Emily Casey (18) claimed injury after screw inserted into spine to treat scoliosis in 2009

Emily Casey (18) claimed she suffered injury after a screw was inserted into her spinal cord during an operation at Our Lady’s Hospital for Sick Children, Crumlin, to treat scoliosis, or curvature of the spine, on December 8th, 2009. File photograph: Bryan O’Brien/The Irish Times

Emily Casey (18) claimed she suffered injury after a screw was inserted into her spinal cord during an operation at Our Lady’s Hospital for Sick Children, Crumlin, to treat scoliosis, or curvature of the spine, on December 8th, 2009. File photograph: Bryan O’Brien/The Irish Times

 

A teenage girl left paralysed after undergoing surgery on her spine at a Dublin hospital has secured almost €1.7 million as part settlement of her High Court action.

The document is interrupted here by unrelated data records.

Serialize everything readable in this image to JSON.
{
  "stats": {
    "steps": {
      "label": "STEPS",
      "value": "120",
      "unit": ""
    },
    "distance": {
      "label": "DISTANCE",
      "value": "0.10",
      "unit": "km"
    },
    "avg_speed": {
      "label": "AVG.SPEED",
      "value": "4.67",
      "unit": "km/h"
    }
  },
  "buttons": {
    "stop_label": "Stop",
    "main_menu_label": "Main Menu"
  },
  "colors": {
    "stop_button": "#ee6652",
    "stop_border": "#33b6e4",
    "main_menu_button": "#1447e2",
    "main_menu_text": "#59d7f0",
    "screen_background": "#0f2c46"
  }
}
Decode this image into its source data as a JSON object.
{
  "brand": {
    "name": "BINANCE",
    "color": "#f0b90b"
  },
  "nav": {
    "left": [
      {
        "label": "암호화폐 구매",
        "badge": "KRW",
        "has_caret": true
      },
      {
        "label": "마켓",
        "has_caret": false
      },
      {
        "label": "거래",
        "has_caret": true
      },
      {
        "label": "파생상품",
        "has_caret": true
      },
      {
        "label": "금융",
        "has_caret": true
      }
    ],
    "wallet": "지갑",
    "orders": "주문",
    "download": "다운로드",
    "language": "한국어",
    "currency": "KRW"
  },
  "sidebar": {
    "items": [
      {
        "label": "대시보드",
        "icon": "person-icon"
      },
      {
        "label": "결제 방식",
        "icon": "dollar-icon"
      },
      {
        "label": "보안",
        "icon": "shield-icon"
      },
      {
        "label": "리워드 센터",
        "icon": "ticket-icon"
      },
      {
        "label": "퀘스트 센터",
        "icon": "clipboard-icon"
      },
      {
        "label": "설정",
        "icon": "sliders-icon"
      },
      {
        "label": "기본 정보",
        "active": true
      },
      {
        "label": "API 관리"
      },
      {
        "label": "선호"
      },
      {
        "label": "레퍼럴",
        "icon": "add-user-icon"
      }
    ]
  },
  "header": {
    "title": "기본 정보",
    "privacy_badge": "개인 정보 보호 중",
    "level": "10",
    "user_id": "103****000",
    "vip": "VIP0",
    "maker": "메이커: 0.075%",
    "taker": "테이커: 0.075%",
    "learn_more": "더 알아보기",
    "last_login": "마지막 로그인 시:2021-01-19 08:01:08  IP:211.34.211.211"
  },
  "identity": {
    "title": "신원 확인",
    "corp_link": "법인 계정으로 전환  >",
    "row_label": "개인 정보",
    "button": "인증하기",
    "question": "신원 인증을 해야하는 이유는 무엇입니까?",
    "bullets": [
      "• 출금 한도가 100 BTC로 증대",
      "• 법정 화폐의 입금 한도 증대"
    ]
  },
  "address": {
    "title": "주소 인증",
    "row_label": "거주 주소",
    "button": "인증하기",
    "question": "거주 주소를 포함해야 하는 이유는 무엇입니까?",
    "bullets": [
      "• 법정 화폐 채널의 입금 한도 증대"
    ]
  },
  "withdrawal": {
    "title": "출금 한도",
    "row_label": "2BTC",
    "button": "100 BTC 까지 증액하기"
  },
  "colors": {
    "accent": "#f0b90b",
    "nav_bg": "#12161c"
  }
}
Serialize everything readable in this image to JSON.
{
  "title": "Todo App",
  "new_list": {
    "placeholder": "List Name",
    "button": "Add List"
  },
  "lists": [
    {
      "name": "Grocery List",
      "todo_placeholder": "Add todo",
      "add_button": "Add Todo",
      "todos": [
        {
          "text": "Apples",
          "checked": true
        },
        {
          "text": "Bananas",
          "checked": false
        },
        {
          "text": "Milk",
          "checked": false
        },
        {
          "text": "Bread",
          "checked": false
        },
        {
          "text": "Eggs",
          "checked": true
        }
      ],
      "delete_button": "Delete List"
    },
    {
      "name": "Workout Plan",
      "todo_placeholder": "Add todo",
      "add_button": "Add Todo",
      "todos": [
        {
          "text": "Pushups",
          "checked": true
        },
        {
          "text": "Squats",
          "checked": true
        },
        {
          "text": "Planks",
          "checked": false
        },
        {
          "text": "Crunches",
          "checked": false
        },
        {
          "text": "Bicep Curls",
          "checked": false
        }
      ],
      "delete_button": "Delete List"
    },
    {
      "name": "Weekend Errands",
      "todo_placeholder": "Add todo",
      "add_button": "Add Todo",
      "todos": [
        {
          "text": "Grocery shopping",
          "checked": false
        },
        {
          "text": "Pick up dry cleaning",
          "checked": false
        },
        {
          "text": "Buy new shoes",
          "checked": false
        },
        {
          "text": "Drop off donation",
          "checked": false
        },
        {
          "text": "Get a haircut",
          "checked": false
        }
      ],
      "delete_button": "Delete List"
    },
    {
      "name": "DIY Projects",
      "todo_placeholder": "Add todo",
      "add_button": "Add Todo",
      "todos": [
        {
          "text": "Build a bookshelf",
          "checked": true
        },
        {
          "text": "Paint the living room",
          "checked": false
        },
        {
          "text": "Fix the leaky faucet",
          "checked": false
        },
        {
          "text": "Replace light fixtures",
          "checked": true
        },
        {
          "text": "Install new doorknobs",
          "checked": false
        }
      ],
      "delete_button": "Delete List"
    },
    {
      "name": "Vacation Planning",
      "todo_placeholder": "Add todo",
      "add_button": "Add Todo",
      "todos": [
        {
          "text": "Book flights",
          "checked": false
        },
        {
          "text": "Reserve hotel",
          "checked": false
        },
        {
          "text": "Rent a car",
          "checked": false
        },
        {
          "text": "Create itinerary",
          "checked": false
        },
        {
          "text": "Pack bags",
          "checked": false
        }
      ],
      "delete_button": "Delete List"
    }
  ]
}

Emily Casey (18) claimed she suffered injury after a screw was inserted into her spinal cord during an operation at Our Lady’s Hospital for Sick Children, Crumlin, to treat scoliosis, or curvature of the spine, on December 8th, 2009.

As a result of her spinal cord being severely damaged, Ms Casey is paralysed from her chest down, confined to a wheelchair and requires care and assistance.

Through her mother Stephanie, Nerano Road, Dalkey, Co Dublin, Ms Casey sued the hospital and a consultant orthopaedic surgeon, Dr David Moore, alleged to be responsible for her care while a patient at the hospital, seeking damages for alleged negligence.

Mr Justice Kevin Cross on Wednesday approved a sum of €1.668 million in part-settlement of the action.

Liam Reidy SC, for Ms Casey, said liability was admitted in the case last Friday.

Lump sum accepted

While a number of issues in the claim remain outstanding, Ms Casey and her family had accepted a lump sum of €1.668 million as part-settlement of her action.

An apology to Ms Casey was being put together and would be given when the case returns before the court later this month, counsel added.

Outlining the case, Mr Reidy said his client contracted meningitis when aged four. This resulted in ongoing health problems, but she was after time able to walk with a frame and had a degree of independence.

In 2009 she was diagnosed with scoliosis, and underwent surgery on her spine at Crumlin, he said.

Her injuries were caused when a special screw known as a pedicle screw was wrongly inserted into her spinal cord. The screw was removed following further surgery the following day, he added.

Ms Casey remained in hospital until April 2010, when she was moved to the National Rehabilitation Centre. She had suffered a number of complications after the operation, counsel said.

Certain assurances

Prior to the operation, the family were given certain assurances about the procedure, including that there would be appropriate monitoring of the spinal cord for motor and sensory changes during surgery, he said.

It was also part of their claim they were advised by the hospital that, with motor and sensory monitoring, the risk of paralysis was in the order of one in 4,000, he said.

They would not have given their consent to the operation without those assurances, counsel said.

Stephanie Casey said the family, especially Emily, were relieved an arrangement had been reached between the parties and  liability had been admitted. Until last week, nobody would admit “a mistake had been made”, she said. 

The judge said he had no hesitation in approving the part-settlement, and adjourned outstanding matters to a date later this month. 

He praised the family, saying he knew Emily was “in good hands”.